BANFF – With the Banff Centre Mountain Film and Book Festival going online this year, it puts a new spin on a timeless event, said organizers.
From Oct. 31 to Nov. 8, the festival’s big-ticket event features adventure and mountain culture films, book readings, panel discussions, speakers, and a virtual marketplace with organizers committing to make the international competition more accessible to its audiences.
“Our plan is to have as many people from many different backgrounds attending as possible,” said Joanna Croston, festival director at the Banff Centre for Arts and Creativity.
“We’ll potentially reach a bigger global audience than we have before … the accessibility of the festival has never been better and it’s a pretty exciting thing for us.”
In previous years, watching a live event cost around $35. This year, audiences will be able to watch for around $10 to $15. Some select content will also be free to access online. Tickets and access passes go on sale in mid-September.
Croston announced the ski film Lhotse will be featured this year, which is about Americans Jim Morrison and Hilaree Nelson completing the first descent of Lhotse, the fourth-highest mountain in the world in the Himalayas at over 8,500 metres.
The duo was originally going to attend the screening, but organizers have been brainstorming on how to replace the organic, social side of the festival that adds to the charm of attending a live event.
“Our plan is to offer more direct audience experience with filmmakers available, so our plan is to have a daily meet the filmmakers event,” said Croston, adding Morrison and Nelson are keen to do a virtual talk at the screening.

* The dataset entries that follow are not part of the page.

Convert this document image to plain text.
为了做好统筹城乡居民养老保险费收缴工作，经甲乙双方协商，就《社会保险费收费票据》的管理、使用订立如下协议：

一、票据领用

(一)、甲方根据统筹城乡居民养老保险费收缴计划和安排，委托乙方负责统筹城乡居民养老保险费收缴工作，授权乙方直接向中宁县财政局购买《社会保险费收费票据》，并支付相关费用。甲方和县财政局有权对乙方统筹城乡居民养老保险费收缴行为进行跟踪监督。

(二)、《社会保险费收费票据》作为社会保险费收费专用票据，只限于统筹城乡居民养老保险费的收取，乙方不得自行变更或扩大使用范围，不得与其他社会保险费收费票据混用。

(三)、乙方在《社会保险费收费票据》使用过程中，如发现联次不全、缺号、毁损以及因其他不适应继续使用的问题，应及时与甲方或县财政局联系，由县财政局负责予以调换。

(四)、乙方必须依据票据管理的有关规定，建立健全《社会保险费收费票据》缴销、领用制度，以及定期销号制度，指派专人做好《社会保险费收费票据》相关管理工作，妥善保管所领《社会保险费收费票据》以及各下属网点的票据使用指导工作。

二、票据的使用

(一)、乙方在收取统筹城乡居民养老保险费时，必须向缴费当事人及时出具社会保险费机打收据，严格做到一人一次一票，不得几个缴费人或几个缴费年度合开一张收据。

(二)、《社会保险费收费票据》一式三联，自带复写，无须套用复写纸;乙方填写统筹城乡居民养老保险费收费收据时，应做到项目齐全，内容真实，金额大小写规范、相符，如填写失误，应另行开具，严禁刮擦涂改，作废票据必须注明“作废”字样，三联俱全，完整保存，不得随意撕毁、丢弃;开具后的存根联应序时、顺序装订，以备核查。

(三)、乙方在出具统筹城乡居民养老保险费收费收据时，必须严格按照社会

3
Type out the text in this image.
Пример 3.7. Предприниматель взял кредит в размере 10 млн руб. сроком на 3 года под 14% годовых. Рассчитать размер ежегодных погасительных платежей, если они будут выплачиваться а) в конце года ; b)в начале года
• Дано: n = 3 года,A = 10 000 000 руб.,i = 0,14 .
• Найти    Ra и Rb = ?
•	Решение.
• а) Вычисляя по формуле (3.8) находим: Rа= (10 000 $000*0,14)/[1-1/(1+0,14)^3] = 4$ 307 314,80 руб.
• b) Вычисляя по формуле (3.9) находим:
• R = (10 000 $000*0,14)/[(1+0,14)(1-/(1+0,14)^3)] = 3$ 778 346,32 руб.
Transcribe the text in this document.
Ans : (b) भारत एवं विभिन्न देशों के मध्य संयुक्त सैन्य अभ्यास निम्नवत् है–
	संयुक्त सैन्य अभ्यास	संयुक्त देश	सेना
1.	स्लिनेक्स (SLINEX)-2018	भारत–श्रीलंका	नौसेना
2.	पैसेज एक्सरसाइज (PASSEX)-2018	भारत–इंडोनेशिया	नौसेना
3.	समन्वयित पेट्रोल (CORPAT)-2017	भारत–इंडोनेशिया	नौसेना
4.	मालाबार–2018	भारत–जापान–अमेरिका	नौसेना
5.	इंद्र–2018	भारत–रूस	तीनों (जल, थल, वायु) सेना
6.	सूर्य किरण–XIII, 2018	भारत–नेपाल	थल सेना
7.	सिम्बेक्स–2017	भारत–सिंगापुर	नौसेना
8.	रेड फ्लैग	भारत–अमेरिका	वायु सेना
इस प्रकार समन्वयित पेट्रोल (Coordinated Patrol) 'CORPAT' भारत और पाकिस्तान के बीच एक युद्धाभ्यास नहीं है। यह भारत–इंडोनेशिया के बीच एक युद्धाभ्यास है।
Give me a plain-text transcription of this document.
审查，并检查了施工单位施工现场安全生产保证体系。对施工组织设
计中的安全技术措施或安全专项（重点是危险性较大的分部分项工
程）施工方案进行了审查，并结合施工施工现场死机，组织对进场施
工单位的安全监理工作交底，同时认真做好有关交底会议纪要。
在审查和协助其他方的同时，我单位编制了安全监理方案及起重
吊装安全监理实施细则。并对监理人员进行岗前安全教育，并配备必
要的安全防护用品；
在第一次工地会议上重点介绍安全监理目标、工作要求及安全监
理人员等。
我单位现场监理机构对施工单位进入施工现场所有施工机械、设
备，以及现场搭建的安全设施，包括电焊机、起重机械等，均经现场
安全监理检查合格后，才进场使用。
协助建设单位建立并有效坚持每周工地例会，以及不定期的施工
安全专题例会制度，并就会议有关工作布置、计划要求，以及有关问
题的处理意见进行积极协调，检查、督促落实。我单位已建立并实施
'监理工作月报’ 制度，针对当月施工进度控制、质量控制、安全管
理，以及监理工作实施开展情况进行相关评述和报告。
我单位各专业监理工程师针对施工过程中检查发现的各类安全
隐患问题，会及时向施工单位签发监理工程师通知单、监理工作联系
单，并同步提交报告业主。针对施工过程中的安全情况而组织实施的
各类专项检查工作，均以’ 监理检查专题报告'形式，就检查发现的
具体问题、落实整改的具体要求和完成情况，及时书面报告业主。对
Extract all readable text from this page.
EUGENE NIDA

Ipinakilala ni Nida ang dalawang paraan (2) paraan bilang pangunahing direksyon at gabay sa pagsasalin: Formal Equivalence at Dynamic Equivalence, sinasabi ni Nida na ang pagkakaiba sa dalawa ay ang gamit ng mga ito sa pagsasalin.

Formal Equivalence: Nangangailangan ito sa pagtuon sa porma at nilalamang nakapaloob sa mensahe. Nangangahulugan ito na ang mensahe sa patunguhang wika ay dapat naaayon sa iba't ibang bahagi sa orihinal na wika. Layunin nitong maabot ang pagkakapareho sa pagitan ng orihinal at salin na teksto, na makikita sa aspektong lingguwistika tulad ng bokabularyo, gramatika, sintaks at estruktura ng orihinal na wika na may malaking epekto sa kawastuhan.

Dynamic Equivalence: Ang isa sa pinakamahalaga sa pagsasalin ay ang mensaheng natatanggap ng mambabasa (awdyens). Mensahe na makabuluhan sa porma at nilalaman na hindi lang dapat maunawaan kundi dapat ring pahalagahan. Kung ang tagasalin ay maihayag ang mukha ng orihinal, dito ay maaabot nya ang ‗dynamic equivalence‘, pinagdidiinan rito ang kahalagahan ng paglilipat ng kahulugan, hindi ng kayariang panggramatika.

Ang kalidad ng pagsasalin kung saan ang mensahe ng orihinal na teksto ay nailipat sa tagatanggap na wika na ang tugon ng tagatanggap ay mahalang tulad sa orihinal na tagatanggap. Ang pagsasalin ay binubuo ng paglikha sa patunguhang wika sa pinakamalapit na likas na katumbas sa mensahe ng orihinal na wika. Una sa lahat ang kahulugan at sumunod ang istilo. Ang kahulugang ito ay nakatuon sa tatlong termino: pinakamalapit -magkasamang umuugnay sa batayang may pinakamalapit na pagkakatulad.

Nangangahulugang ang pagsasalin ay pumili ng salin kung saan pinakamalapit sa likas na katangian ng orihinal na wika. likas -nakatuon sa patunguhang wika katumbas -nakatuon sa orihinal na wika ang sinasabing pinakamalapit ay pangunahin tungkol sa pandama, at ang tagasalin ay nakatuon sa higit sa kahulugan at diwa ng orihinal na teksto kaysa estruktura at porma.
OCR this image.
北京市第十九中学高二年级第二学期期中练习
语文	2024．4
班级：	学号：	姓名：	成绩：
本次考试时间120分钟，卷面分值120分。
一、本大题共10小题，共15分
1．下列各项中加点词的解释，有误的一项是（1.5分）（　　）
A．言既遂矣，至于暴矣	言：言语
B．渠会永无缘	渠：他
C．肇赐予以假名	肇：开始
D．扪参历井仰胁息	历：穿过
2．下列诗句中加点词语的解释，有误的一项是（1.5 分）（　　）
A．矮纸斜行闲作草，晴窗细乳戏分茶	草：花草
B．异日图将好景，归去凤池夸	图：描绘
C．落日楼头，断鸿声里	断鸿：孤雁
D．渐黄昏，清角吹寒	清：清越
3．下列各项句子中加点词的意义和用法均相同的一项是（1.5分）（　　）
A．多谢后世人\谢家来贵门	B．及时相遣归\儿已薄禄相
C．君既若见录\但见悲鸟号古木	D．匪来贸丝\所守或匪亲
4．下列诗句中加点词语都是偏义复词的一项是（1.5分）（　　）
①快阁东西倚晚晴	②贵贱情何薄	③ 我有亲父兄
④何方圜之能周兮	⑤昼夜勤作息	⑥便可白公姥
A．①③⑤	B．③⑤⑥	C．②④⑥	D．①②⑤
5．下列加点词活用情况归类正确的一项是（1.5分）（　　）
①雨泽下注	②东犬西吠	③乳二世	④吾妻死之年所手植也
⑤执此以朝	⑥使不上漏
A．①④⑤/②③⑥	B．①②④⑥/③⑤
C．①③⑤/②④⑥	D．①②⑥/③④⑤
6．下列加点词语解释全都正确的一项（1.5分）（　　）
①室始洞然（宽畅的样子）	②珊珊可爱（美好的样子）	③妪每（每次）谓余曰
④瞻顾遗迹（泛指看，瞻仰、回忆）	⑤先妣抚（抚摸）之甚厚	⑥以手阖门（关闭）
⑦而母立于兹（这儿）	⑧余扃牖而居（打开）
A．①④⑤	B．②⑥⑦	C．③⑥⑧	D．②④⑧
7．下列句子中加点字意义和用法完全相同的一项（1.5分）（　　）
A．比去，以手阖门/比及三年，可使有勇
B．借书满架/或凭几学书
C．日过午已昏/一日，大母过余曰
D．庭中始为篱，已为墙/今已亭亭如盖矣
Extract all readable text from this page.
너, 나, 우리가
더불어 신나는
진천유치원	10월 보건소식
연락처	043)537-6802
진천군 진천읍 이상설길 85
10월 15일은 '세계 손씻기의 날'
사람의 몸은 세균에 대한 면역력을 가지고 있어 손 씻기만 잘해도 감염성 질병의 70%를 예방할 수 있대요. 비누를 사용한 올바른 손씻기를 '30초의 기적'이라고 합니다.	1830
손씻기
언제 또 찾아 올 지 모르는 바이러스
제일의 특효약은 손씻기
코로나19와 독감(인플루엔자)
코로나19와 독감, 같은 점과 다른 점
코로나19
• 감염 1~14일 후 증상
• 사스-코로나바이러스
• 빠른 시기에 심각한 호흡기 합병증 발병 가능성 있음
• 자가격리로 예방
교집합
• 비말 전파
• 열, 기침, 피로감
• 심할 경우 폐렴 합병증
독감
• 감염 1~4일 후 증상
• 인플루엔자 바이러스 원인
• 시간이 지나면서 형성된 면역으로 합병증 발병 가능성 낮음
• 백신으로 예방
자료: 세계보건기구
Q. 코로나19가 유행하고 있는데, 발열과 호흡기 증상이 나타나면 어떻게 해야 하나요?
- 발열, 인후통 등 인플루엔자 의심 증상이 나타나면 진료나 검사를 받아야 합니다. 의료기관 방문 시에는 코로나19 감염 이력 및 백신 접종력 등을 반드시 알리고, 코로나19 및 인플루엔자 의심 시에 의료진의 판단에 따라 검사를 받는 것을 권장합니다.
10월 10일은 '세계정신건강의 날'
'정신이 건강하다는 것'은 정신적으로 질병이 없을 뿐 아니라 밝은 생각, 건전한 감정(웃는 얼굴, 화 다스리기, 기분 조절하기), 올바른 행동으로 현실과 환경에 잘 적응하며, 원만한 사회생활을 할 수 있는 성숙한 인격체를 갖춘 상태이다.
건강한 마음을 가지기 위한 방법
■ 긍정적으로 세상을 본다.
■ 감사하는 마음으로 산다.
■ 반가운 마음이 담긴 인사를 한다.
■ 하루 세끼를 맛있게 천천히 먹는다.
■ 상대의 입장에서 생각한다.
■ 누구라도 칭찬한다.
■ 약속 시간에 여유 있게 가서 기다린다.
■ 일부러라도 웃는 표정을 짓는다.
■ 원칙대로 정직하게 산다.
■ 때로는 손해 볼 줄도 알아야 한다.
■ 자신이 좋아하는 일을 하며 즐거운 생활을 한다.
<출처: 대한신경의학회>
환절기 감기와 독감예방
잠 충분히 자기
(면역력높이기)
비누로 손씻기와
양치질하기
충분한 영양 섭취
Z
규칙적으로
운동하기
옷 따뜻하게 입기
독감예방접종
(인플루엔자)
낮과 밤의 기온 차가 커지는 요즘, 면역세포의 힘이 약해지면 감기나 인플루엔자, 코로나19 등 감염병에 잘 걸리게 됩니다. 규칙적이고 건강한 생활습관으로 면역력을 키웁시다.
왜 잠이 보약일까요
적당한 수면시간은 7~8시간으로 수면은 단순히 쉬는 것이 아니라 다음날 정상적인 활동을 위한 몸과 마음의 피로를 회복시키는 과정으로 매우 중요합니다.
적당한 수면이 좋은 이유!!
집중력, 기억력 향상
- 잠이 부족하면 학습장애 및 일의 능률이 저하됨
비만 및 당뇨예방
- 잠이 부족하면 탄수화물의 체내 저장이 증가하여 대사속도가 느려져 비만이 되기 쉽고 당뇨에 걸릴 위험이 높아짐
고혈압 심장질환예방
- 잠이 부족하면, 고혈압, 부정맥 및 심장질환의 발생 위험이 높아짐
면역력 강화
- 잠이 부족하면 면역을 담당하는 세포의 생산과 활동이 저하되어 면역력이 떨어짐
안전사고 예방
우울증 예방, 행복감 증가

The festival typically drew more than 20,000 visitors to Banff over its nine days, but the digital format offers a safer way to host due to the COVID-19 pandemic.
In Alberta, despite movie theatres opening at reduced capacity, Croston said 82 people would be allowed in its 630-seat Jenny Belzberg Theatre. However, those entertaining the idea to get out and watch some of the films in the Bow Valley will be able to do so as organizers are working with the Lux Cinema in Banff and artsPlace in Canmore for small screenings of its films.
Following the 2020 festival, Banff Centre Mountain Film Festival World Tour will start live events "where restrictions on activities and health will allow."
“The health and safety of our audience and community is top of mind as we consider Banff Centre Mountain Film Festival World Tour,” said Jim Baker, world tour manager, in a press release. “After a pause, the 2019-20 world tour is now being presented online in some countries, and in reduced capacity live events where the guidance of health authorities allows. We continue to work with local organizers for more opportunities to safely share these incredible films."